Словом, вышло так, что Екатерина Васильевна одна отправилась к себе в комнату, а я имела удовольствие вынести прищуренный взгляд Вилли. Он держал на ладони свои маленькие дамские часики с огромным брильянтом на крышке — подарок коронованной особы.
— Aline, я побывал в конторе и расплатился. Вы еще не одеты? Пожалуй, мы бы успели с вами пообедать в отеле Бауэра.
Как всегда, предположительный тон моего мужа говорил о вещах обдуманных и решенных. Я это знала, и мне осталось лишь одеться, опустить на лицо синюю вуалетку и поехать с ним в отель Бауэра — скучнейший старый отель, мрачный, облезлый, полный ревматических англичан, вдовствующих старушек, дипломатических атташе и имевший единственное отличие — ничем не оправданную дороговизну.
Когда автомобиль доставил нас на вокзал, я увидела тележку, насмешливого носильщика и наши вещи, аккуратно сложенные одна на другую на отлогих ступенях лестницы. В ту же минуту к своему ужасу я вспомнила, что забыла приготовить деньги. В сумочке у меня лежала лишь одна тысячефранковая бумажка.[3] Первой мыслью моей было попросить деньги у мужа. Я повернулась к нему и вдруг увидела его лицо с приподнятыми бровями, упершимися под лакированный пробор. Он глядел на наши вещи.
— Позвольте, что это значит? Брать такси и посылать багаж с ручною тележкой. Где моя голова, как мог я забыть про наши вещи? Aline, мы с вами проявляем признаки умственного расстройства.
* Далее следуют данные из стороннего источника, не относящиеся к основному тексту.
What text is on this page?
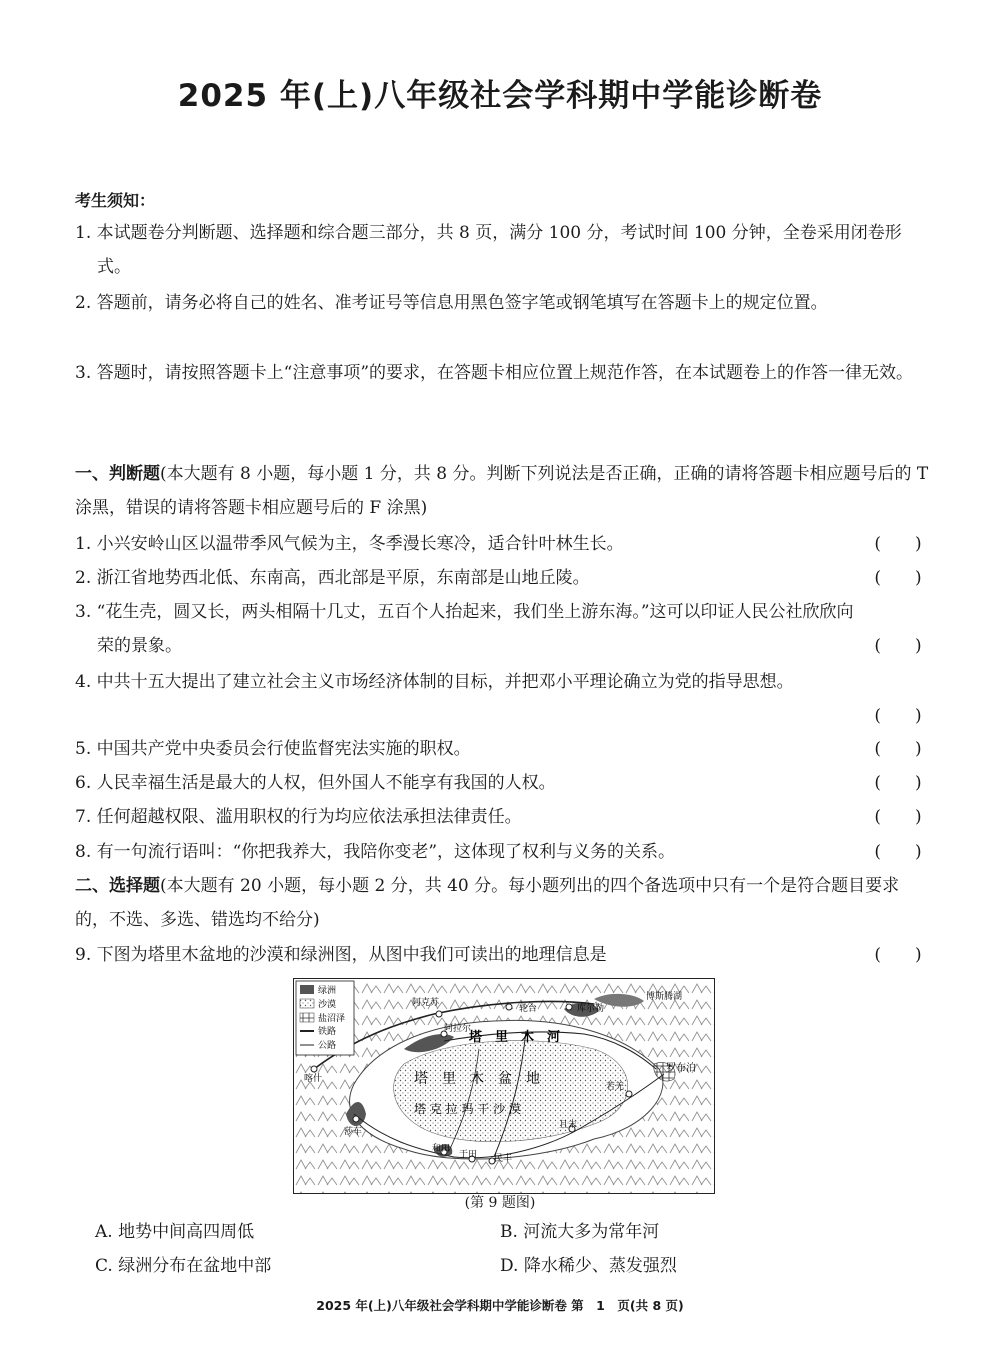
2025 年(上)八年级社会学科期中学能诊断卷
考生须知：
1. 本试题卷分判断题、选择题和综合题三部分，共 8 页，满分 100 分，考试时间 100 分钟，全卷采用闭卷形式。
2. 答题前，请务必将自己的姓名、准考证号等信息用黑色签字笔或钢笔填写在答题卡上的规定位置。
3. 答题时，请按照答题卡上“注意事项”的要求，在答题卡相应位置上规范作答，在本试题卷上的作答一律无效。
一、判断题(本大题有 8 小题，每小题 1 分，共 8 分。判断下列说法是否正确，正确的请将答题卡相应题号后的 T 涂黑，错误的请将答题卡相应题号后的 F 涂黑)
1. 小兴安岭山区以温带季风气候为主，冬季漫长寒冷，适合针叶林生长。	(　　)
2. 浙江省地势西北低、东南高，西北部是平原，东南部是山地丘陵。	(　　)
3. “花生壳，圆又长，两头相隔十几丈，五百个人抬起来，我们坐上游东海。”这可以印证人民公社欣欣向荣的景象。	(　　)
4. 中共十五大提出了建立社会主义市场经济体制的目标，并把邓小平理论确立为党的指导思想。
(　　)
5. 中国共产党中央委员会行使监督宪法实施的职权。	(　　)
6. 人民幸福生活是最大的人权，但外国人不能享有我国的人权。	(　　)
7. 任何超越权限、滥用职权的行为均应依法承担法律责任。	(　　)
8. 有一句流行语叫：“你把我养大，我陪你变老”，这体现了权利与义务的关系。	(　　)
二、选择题(本大题有 20 小题，每小题 2 分，共 40 分。每小题列出的四个备选项中只有一个是符合题目要求的，不选、多选、错选均不给分)
9. 下图为塔里木盆地的沙漠和绿洲图，从图中我们可读出的地理信息是	(　　)
绿洲
沙漠
盐沼泽
铁路
公路
阿克苏
阿拉尔
轮台	库尔勒
博斯腾湖
喀什
莎车
和田
于田 民丰
且末
若羌
罗布泊
塔　里　木　河
塔　里　木　盆　地
塔 克 拉 玛 干 沙 漠
(第 9 题图)
A. 地势中间高四周低	B. 河流大多为常年河
C. 绿洲分布在盆地中部	D. 降水稀少、蒸发强烈
2025 年(上)八年级社会学科期中学能诊断卷 第　1　页(共 8 页)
Шофер постучал по фонарю, обращая внимание на задерживаемый автомобиль. Муж соскочил на землю и все в том же совершенном потрясении стал расплачиваться. Не дожидаясь его и больше всего на свете стремясь избежать всяких расспросов, я подобрала пальто и побежала к носильщику, не обращая внимания на публику. У меня было несколько свободных мгновений, покуда муж стоял ко мне спиной и ожидал сдачи. Тем не менее я схватила носильщика за рукав и потянула его за каменный выступ вокзала, где мы могли потолковать совершенно незамеченные, в то же время не теряя из виду мужа.
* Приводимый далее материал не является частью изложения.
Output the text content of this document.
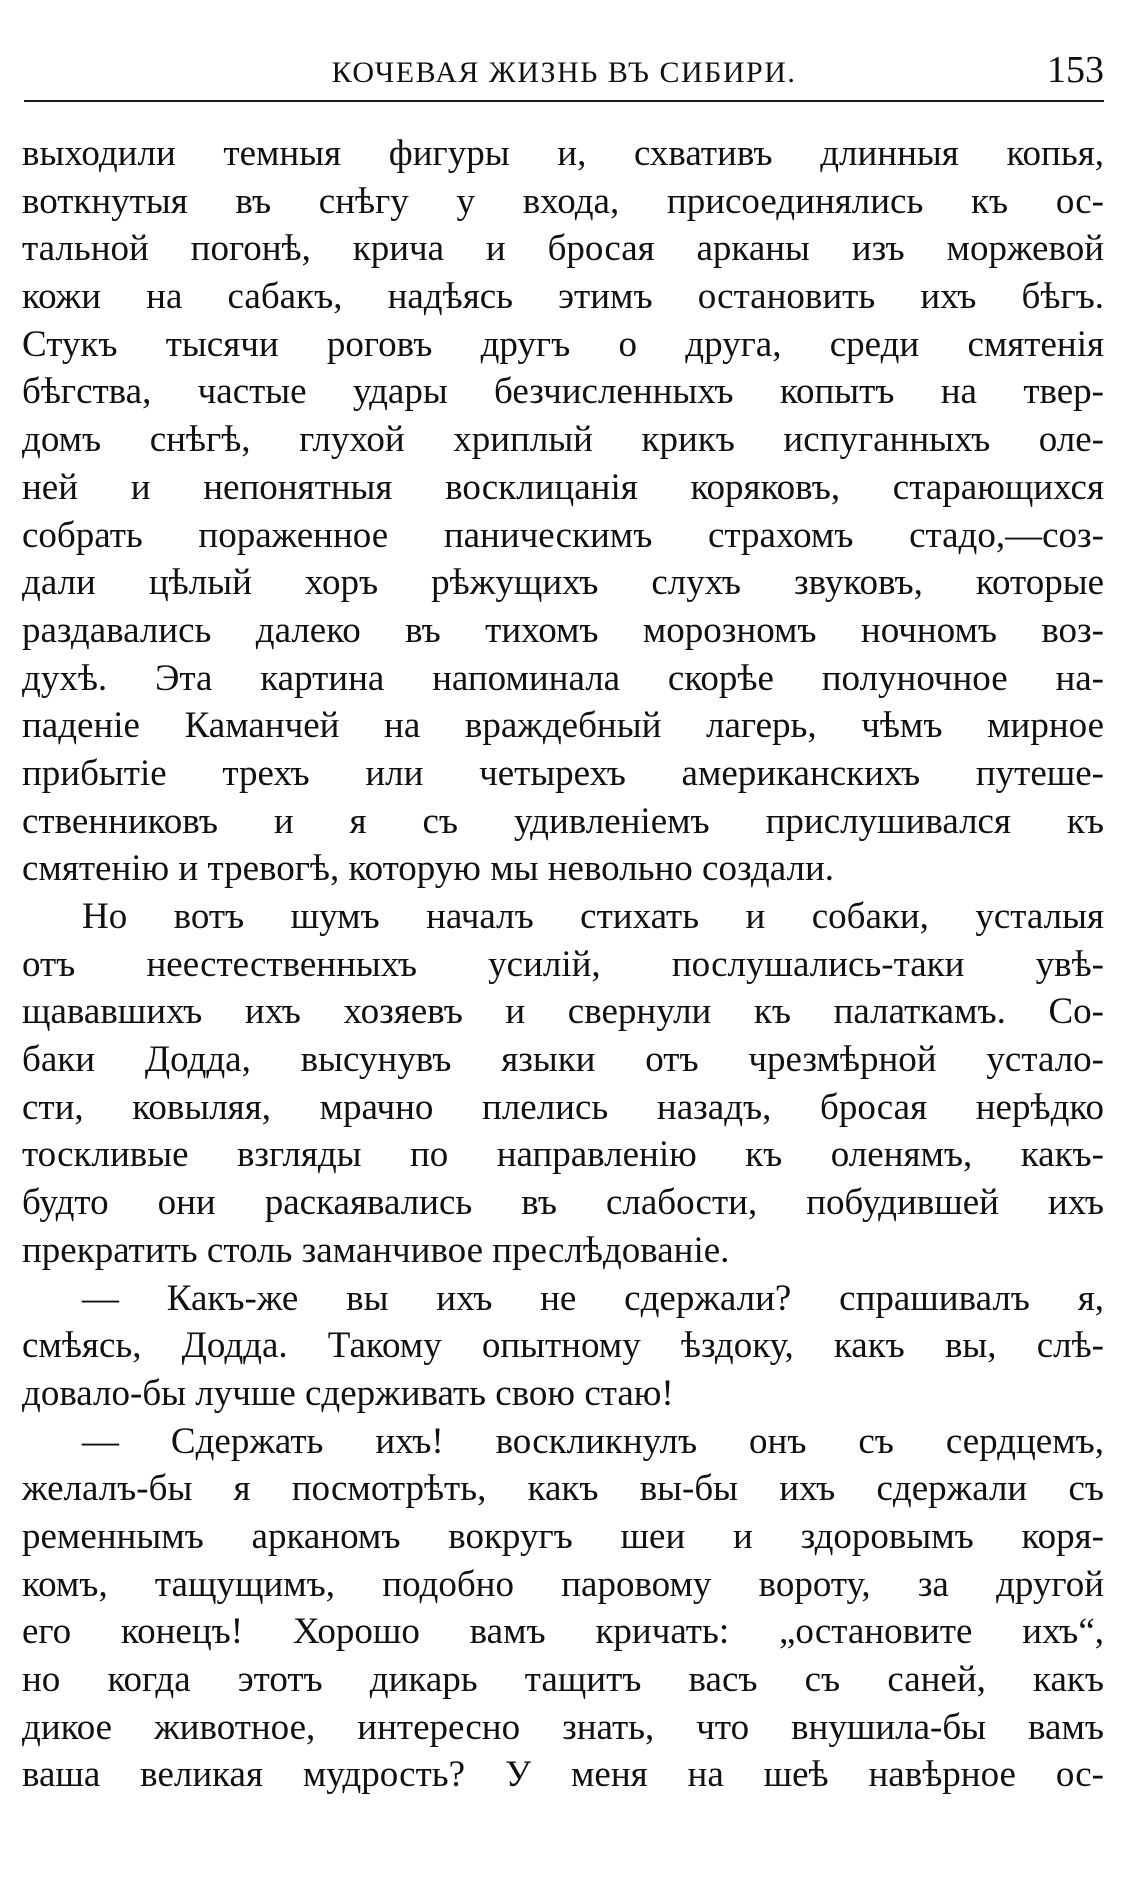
КОЧЕВАЯ ЖИЗНЬ ВЪ СИБИРИ.	153
выходили темныя фигуры и, схвативъ длинныя копья,
воткнутыя въ снѣгу у входа, присоединялись къ ос-
тальной погонѣ, крича и бросая арканы изъ моржевой
кожи на сабакъ, надѣясь этимъ остановить ихъ бѣгъ.
Стукъ тысячи роговъ другъ о друга, среди смятенія
бѣгства, частые удары безчисленныхъ копытъ на твер-
домъ снѣгѣ, глухой хриплый крикъ испуганныхъ оле-
ней и непонятныя восклицанія коряковъ, старающихся
собрать пораженное паническимъ страхомъ стадо,—соз-
дали цѣлый хоръ рѣжущихъ слухъ звуковъ, которые
раздавались далеко въ тихомъ морозномъ ночномъ воз-
духѣ. Эта картина напоминала скорѣе полуночное на-
паденіе Каманчей на враждебный лагерь, чѣмъ мирное
прибытіе трехъ или четырехъ американскихъ путеше-
ственниковъ и я съ удивленіемъ прислушивался къ
смятенію и тревогѣ, которую мы невольно создали.
Но вотъ шумъ началъ стихать и собаки, усталыя
отъ неестественныхъ усилій, послушались-таки увѣ-
щававшихъ ихъ хозяевъ и свернули къ палаткамъ. Со-
баки Додда, высунувъ языки отъ чрезмѣрной устало-
сти, ковыляя, мрачно плелись назадъ, бросая нерѣдко
тоскливые взгляды по направленію къ оленямъ, какъ-
будто они раскаявались въ слабости, побудившей ихъ
прекратить столь заманчивое преслѣдованіе.
— Какъ-же вы ихъ не сдержали? спрашивалъ я,
смѣясь, Додда. Такому опытному ѣздоку, какъ вы, слѣ-
довало-бы лучше сдерживать свою стаю!
— Сдержать ихъ! воскликнулъ онъ съ сердцемъ,
желалъ-бы я посмотрѣть, какъ вы-бы ихъ сдержали съ
ременнымъ арканомъ вокругъ шеи и здоровымъ коря-
комъ, тащущимъ, подобно паровому вороту, за другой
его конецъ! Хорошо вамъ кричать: „остановите ихъ“,
но когда этотъ дикарь тащитъ васъ съ саней, какъ
дикое животное, интересно знать, что внушила-бы вамъ
ваша великая мудрость? У меня на шеѣ навѣрное ос-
— Я вам очень благодарна, — проговорила я, запыхавшись, — передайте мой привет Екатерине Васильевне и сожаление, что не успела проститься с ней как следует. Я непременно напишу ей. А это будьте добры взять за услугу…
И, не раздумывая долго, я вынула мой тысячефранковый билет и протянула его носильщику. Он взял билет, посмотрел на него, сказал:
— Ого! Обождите минуту.
Затем вынул какую-то книжку, написал несколько слов и, вырвав, протянул мне написанное. В то же время он с любопытством и, как мне показалось, дружелюбием вглядывался в мое лицо.
— Aline, Aline! — закричал муж, разыскивая меня в толпе. — Куда вы делись?
— Еще одно слово, — торопливо добавил юноша. — Екатерина Васильевна догнала меня и вручила вот это письмо для передачи вам. Всего хорошего, вас зовут. Кланяйтесь от меня России.
Он вложил мне в руки синий конверт, поднял два пальца к кепи и быстро сбежал с лестницы.